Autorin Husch Josten ist im Juni für ihren Roman „Land sehen" mit dem Konrad-Adenauer-Preis ausgezeichnet worden.
Der Roman handelt von einem Familiengeheimnis und thematisiert Glaubensfragen.
Während der Recherchen zum Roman, kehrt Josten zurück ins Hohe Venn. Wir starten unsere Wanderung in Küchelscheid.
Inwiefern die sagenumwobene Landschaft sie zu der Geschichte inspiriert hat und wie sie selbst die Glaubensfrage für sich beantwortet, erzählt sie bei einer Wanderung mit unserer Reporterin und Hund Heinrich.

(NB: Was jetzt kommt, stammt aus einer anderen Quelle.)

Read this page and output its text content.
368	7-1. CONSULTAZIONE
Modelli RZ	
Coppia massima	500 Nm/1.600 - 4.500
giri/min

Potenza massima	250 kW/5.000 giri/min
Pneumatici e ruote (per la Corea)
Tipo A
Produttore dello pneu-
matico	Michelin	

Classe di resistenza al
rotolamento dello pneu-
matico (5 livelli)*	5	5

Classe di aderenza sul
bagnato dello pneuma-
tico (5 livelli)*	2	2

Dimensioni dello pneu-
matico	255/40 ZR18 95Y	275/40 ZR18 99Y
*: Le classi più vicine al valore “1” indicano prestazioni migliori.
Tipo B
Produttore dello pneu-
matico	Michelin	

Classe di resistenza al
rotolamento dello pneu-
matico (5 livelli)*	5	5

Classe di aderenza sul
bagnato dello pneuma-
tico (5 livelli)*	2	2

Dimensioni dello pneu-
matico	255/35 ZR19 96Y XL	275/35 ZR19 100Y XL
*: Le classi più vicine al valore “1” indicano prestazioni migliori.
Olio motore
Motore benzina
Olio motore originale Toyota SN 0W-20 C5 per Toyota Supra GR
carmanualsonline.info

Venn – Husch Josten fällt quasi aus dem Auto. Ihr Labrador-Rüde Heinrich zerrt sie entschlossen an der Leine hinter sich her. „Er hat eigentlich Rücken“, lächelt die Autorin aus Köln, als sie sich am vereinbarten Treffpunkt im Örtchen Küchelscheid einfindet.
Anmerken tut man das dem braunen 40-Kilo-Koloss von einem Hund nicht. Er freut sich sichtlich auf die Runde in der Eifler Natur, die sein Frauchen ausgeheckt hat. Küchelscheid liegt gerade eben hinter der belgischen Grenze, gefühlt gehört es noch zu Kalterherberg, dem letzten Städtchen auf deutscher Seite, das den beeindruckenden Eifeldom mit zwei Türmen zu bieten hat.

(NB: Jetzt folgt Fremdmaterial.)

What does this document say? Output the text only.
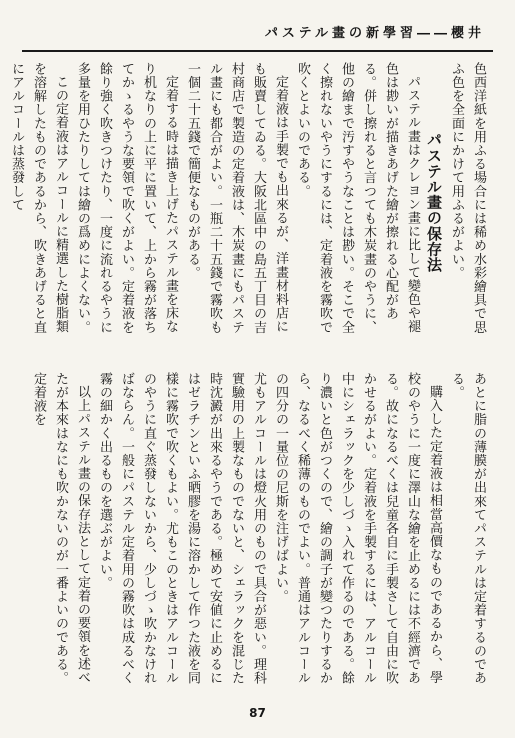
パステル畫の新學習――櫻井

色西洋紙を用ふる場合には稀め水彩繪具で思ふ色を全面にかけて用ふるがよい。

パステル畫の保存法

パステル畫はクレヨン畫に比して變色や褪色は尠いが描きあげた繪が擦れる心配がある。併し擦れると言つても木炭畫のやうに、他の繪まで汚すやうなことは尠い。そこで全く擦れないやうにするには、定着液を霧吹で吹くとよいのである。

定着液は手製でも出來るが、洋畫材料店にも販賣してゐる。大阪北區中の島五丁目の吉村商店で製造の定着液は、木炭畫にもパステル畫にも都合がよい。一瓶二十五錢で霧吹も一個二十五錢で簡便なものがある。

定着する時は描き上げたパステル畫を床なり机なりの上に平に置いて、上から霧が落ちてかゝるやうな要領で吹くがよい。定着液を餘り強く吹きつけたり、一度に流れるやうに多量を用ひたりしては繪の爲めによくない。

この定着液はアルコールに精選した樹脂類を溶解したものであるから、吹きあげると直にアルコールは蒸發して

あとに脂の薄膜が出來てパステルは定着するのである。

購入した定着液は相當高價なものであるから、學校のやうに一度に澤山な繪を止めるには不經濟である。故になるべくは兒童各自に手製さして自由に吹かせるがよい。定着液を手製するには、アルコール中にシェラックを少しづゝ入れて作るのである。餘り濃いと色がつくので、繪の調子が變つたりするから、なるべく稀薄のものでよい。普通はアルコールの四分の一量位の尼斯を注げばよい。

尤もアルコールは燈火用のもので具合が惡い。理科實驗用の上製なものでないと、シェラックを混じた時沈澱が出來るやうである。極めて安値に止めるにはゼラチンといふ晒膠を湯に溶かして作つた液を同樣に霧吹で吹くもよい。尤もこのときはアルコールのやうに直ぐ蒸發しないから、少しづゝ吹かなければならん。一般にパステル定着用の霧吹は成るべく霧の細かく出るものを選ぶがよい。

以上パステル畫の保存法として定着の要領を述べたが本來はなにも吹かないのが一番よいのである。定着液を

87
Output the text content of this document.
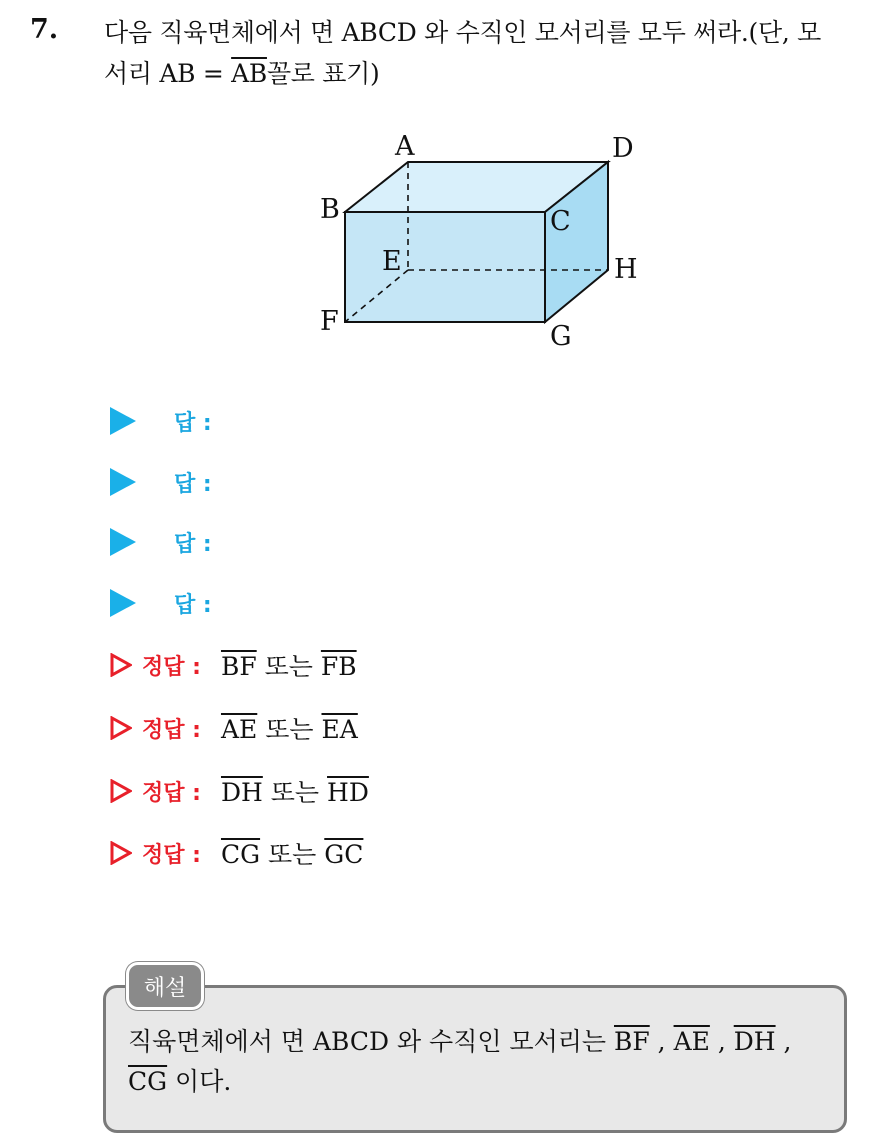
7. 다음 직육면체에서 면 ABCD 와 수직인 모서리를 모두 써라.(단, 모
서리 AB = $\overline{AB}$꼴로 표기)
A
B	C
D
E
F	G
H
답 :
답 :
답 :
답 :
정답 : $\overline{BF}$ 또는 $\overline{FB}$
정답 : $\overline{AE}$ 또는 $\overline{EA}$
정답 : $\overline{DH}$ 또는 $\overline{HD}$
정답 : $\overline{CG}$ 또는 $\overline{GC}$
해설
직육면체에서 면 ABCD 와 수직인 모서리는 $\overline{BF}$ , $\overline{AE}$ , $\overline{DH}$ ,
$\overline{CG}$ 이다.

Wanderoute aus Kindheitstagen
Die Route führt nach Ruitzhof und zum Kloster Reichenstein, zwei zentralen Schauplätzen ihres jüngsten Romans „Land sehen“, für den Husch Josten im Juni den Konrad-Adenauer-Preis bekam. Während Heinrich dem Waldrand entgegenspurtet, erzählt seine atemlos folgende Besitzerin von ihrer Vertrautheit mit der Landschaft des Hohen Venn.
Das 600 Quadratkilometer große deutsch-belgische Naturschutzgebiet kennt die 50-Jährige gut. „Als Kind war ich hier sehr oft mit meinen Eltern und den drei älteren Geschwistern wandern. Mein Vater hat uns dazu angehalten, Blätter zu sammeln und zu bestimmen“, erzählt Josten.
Die Nähe zum Venn ist familiär bedingt. Beide Elternteile stammen aus Aachen, beide haben im Krieg bewegte Zeiten in dieser Eifel-Region erlebt. „Meine Mutter war in Monschau evakuiert und bekam dort die heftigen Kesselschlachten gegen Kriegsende hautnah mit. Mein Vater sollte als 16-Jähriger noch als Kanonenfutter eingezogen werden, doch er wurde auf der belgischen Seite des Venns versteckt.“
Die Frage nach dem Glauben
Der letzte Kriegswinter 44/45 kommt auch in „Land sehen“ vor, in dem es um ein Familiengeheimnis geht, das den Protagonisten Georg zeitlebens umtreibt. Der unstete Lebemann verschwindet zunächst jahrelang, um am Ende seines Lebens ausgerechnet als erzkatholischer Priester und Mitglied der Piusbrüderschaft wieder aufzutauchen. Sein Neffe, der Georg stets bewundert und vermisst hat, begibt sich fortan auf eine Spurensuche in Sachen Glauben.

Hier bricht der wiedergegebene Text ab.